Miles 4 through 9 run out-and-back on a closed-off stretch of highway. I like races that have out-and-back sections because I can see friends who are also running the race. I saw Linda Grossman who was running her first marathon. She had told me she was going to try for an 8-minute pace, but from where she was when I saw her I thought she must have been running closer to 7 minutes per mile.

I ran the first half in 1:26 and it felt pretty easy although I started to get a side stitch just before the half way point. Since this was the problem that ruined my Toronto marathon a year ago, I decided to postpone my usual practice of drinking both Gatorade and water from 13 miles on and stick with water alone for a while longer. Also: my watch battery died between mile 12 and 13 and there were no clocks on the course so I had no idea what kind of time I was running from that point on.

Anyone who ran Boston will remember the Japanese Taiko drummers who were playing at the top of heartbreak hill. Well, Burlington is their home town and they weren't about to let down the runners at their local marathon. They were pounding away wildly at the base of the hill just past the 16 mile mark (the second of the two significant hills on the course).

By the time I'd run up that hill the temperature had risen a bit and my side stitch had subsided to the point at which I felt comfortable taking in some Gatorade, but I had become slightly dehydrated and was feeling pretty awful. Actually, I felt like death from about 17 miles on. I've never run so long while feeling so bad in my life but somehow I was still passing people. (Remember: no matter how bad you feel in a marathon, there's always someone who feels worse.

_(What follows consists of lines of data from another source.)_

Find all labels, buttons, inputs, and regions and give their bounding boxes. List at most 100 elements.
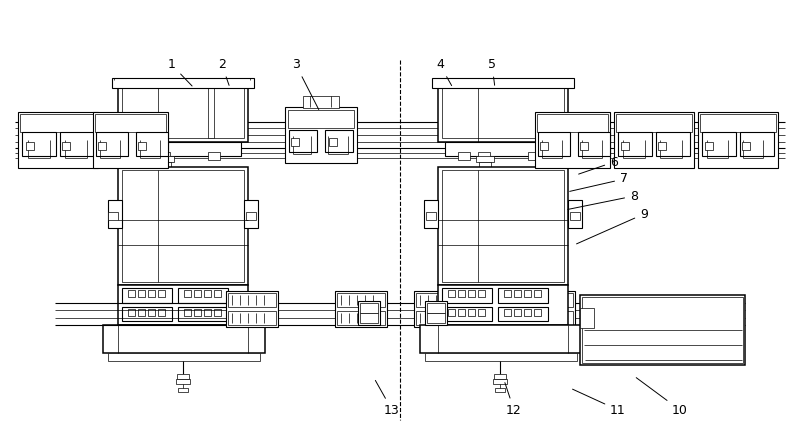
- Bar: [95, 114, 166, 132]
- Bar: [656, 132, 690, 156]
- Bar: [226, 291, 278, 327]
- Bar: [138, 309, 145, 316]
- Bar: [468, 290, 475, 297]
- Bar: [426, 212, 436, 220]
- Bar: [570, 212, 580, 220]
- Bar: [329, 138, 337, 146]
- Bar: [335, 291, 387, 327]
- Bar: [122, 307, 172, 321]
- Bar: [438, 80, 568, 142]
- Bar: [524, 290, 531, 297]
- Bar: [108, 200, 122, 228]
- Bar: [498, 288, 548, 303]
- Bar: [432, 78, 574, 88]
- Bar: [291, 138, 299, 146]
- Bar: [438, 167, 568, 285]
- Bar: [360, 303, 378, 313]
- Bar: [438, 285, 568, 325]
- Bar: [504, 309, 511, 316]
- Text: 5: 5: [488, 58, 496, 85]
- Bar: [20, 114, 96, 132]
- Bar: [514, 290, 521, 297]
- Bar: [128, 309, 135, 316]
- Bar: [494, 374, 506, 379]
- Bar: [658, 142, 666, 150]
- Bar: [478, 152, 490, 160]
- Bar: [18, 112, 98, 168]
- Bar: [204, 290, 211, 297]
- Bar: [103, 325, 265, 353]
- Bar: [514, 309, 521, 316]
- Bar: [204, 309, 211, 316]
- Bar: [288, 110, 354, 128]
- Text: 10: 10: [636, 377, 688, 416]
- Bar: [122, 288, 172, 303]
- Bar: [478, 309, 485, 316]
- Bar: [442, 288, 492, 303]
- Bar: [178, 388, 188, 392]
- Bar: [535, 112, 610, 168]
- Bar: [122, 83, 244, 138]
- Bar: [448, 290, 455, 297]
- Bar: [416, 311, 464, 325]
- Bar: [96, 132, 128, 156]
- Bar: [125, 142, 241, 156]
- Bar: [540, 142, 548, 150]
- Bar: [425, 353, 577, 361]
- Bar: [448, 309, 455, 316]
- Bar: [325, 130, 353, 152]
- Bar: [537, 114, 608, 132]
- Bar: [158, 309, 165, 316]
- Bar: [504, 290, 511, 297]
- Bar: [445, 142, 561, 156]
- Bar: [303, 96, 339, 108]
- Bar: [525, 311, 573, 325]
- Bar: [525, 293, 573, 307]
- Bar: [98, 142, 106, 150]
- Bar: [580, 308, 594, 328]
- Bar: [118, 167, 248, 285]
- Text: 8: 8: [568, 190, 638, 210]
- Bar: [177, 374, 189, 379]
- Text: 7: 7: [570, 172, 628, 191]
- Bar: [458, 152, 470, 160]
- Bar: [194, 290, 201, 297]
- Bar: [442, 170, 564, 282]
- Bar: [22, 132, 56, 156]
- Bar: [228, 293, 276, 307]
- Bar: [702, 132, 736, 156]
- Bar: [479, 162, 491, 167]
- Bar: [427, 303, 445, 313]
- Bar: [136, 132, 168, 156]
- Bar: [420, 325, 582, 353]
- Bar: [742, 142, 750, 150]
- Bar: [228, 311, 276, 325]
- Bar: [700, 114, 776, 132]
- Bar: [498, 307, 548, 321]
- Bar: [414, 291, 466, 327]
- Bar: [740, 132, 774, 156]
- Bar: [246, 212, 256, 220]
- Bar: [138, 152, 150, 160]
- Bar: [580, 142, 588, 150]
- Bar: [580, 295, 745, 365]
- Bar: [442, 83, 564, 138]
- Bar: [138, 142, 146, 150]
- Bar: [538, 132, 570, 156]
- Bar: [156, 156, 174, 162]
- Bar: [621, 142, 629, 150]
- Bar: [614, 112, 694, 168]
- Bar: [122, 170, 244, 282]
- Bar: [360, 313, 378, 323]
- Text: 11: 11: [573, 389, 626, 416]
- Text: 13: 13: [375, 381, 400, 416]
- Bar: [416, 293, 464, 307]
- Bar: [442, 307, 492, 321]
- Bar: [128, 290, 135, 297]
- Text: 6: 6: [578, 156, 618, 174]
- Bar: [194, 309, 201, 316]
- Bar: [289, 130, 317, 152]
- Bar: [148, 290, 155, 297]
- Bar: [108, 212, 118, 220]
- Bar: [493, 379, 507, 384]
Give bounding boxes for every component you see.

Knowing this won't help in the least during the race, but you can say it afterwards to give an impression of Wisdom and Experience.)

I got some encouragement at mile 19 from a relay runner from Rochester whom I didn't even know ("Joe"). He saw the "Rochester, NY" on the back of my Cats cap and yelled "Hey Rochester! Way to go! Can of worms!" etc. (This last being hardly the thing to inspire athletic performance in my opinion, but I guess he just wanted me to know he was a local) I ate a pack of GU at mile 21 (thanks to Kate Spencer) and kept slogging along for the last five miles all the while thinking I couldn't go another step. Strangely enough, whenever I fell in behind another runner and decided to just follow him in, he'd drop back after a short while. At that point I wasn't thinking clearly enough to wonder about this. As a matter of fact, I couldn't even tell you what the last five miles of the course look like except that they're on some kind of asphalt bike path. The only reason I didn't slow down or walk was because I couldn't stand the thought of doing anything that would make the race take longer to finish. I had given up hope of even breaking three hours when, about 20 meters from the end, I saw the finish line clock and could hardly believe it. My actual finishing time was 2:55:03. (P.R. by almost five minutes)

As soon as I stopped I was politely but firmly ushered aside to see the medical crew. I really didn't want to go to the medical tent and didn't think I needed to at first. But when I realized that I didn't even have the strength to object I decided that maybe it wasn't such a bad idea. Lying down for 10 minutes or so made me feel much better. I didn't quite need the saline I-V treatment but was advised to get a lot of fluids as soon as possible. Fortunately the post-race festivities were as good as the rest of the event and there was plenty of good food and drink available.

I spent the next day catching up with the friends I had come to visit, doing the snack food tour of Burlington and watching the Adirondack mountins while soaking my feet in Lake Champlain. Not a bad weekend, all in all.

Other Rochester runners:

Linda "I'm just going to run an 8 minute pace" Grossman finished her first marathon in 3:14 and won her age group after stopping at every porta-john (so she said) on the course.

Dick Courtright ran 3:23 and got a Boston qualifier.

Don Totten finished his second marathon in a little over 4 hours. He says he was really hurting for the last nine miles but that it still went much better than his first marathon last fall.

To sum up: Fabulous city, scenery, course and post-race festivities. I can't recommend this marathon highly enough. Just be sure you drink enough fluids.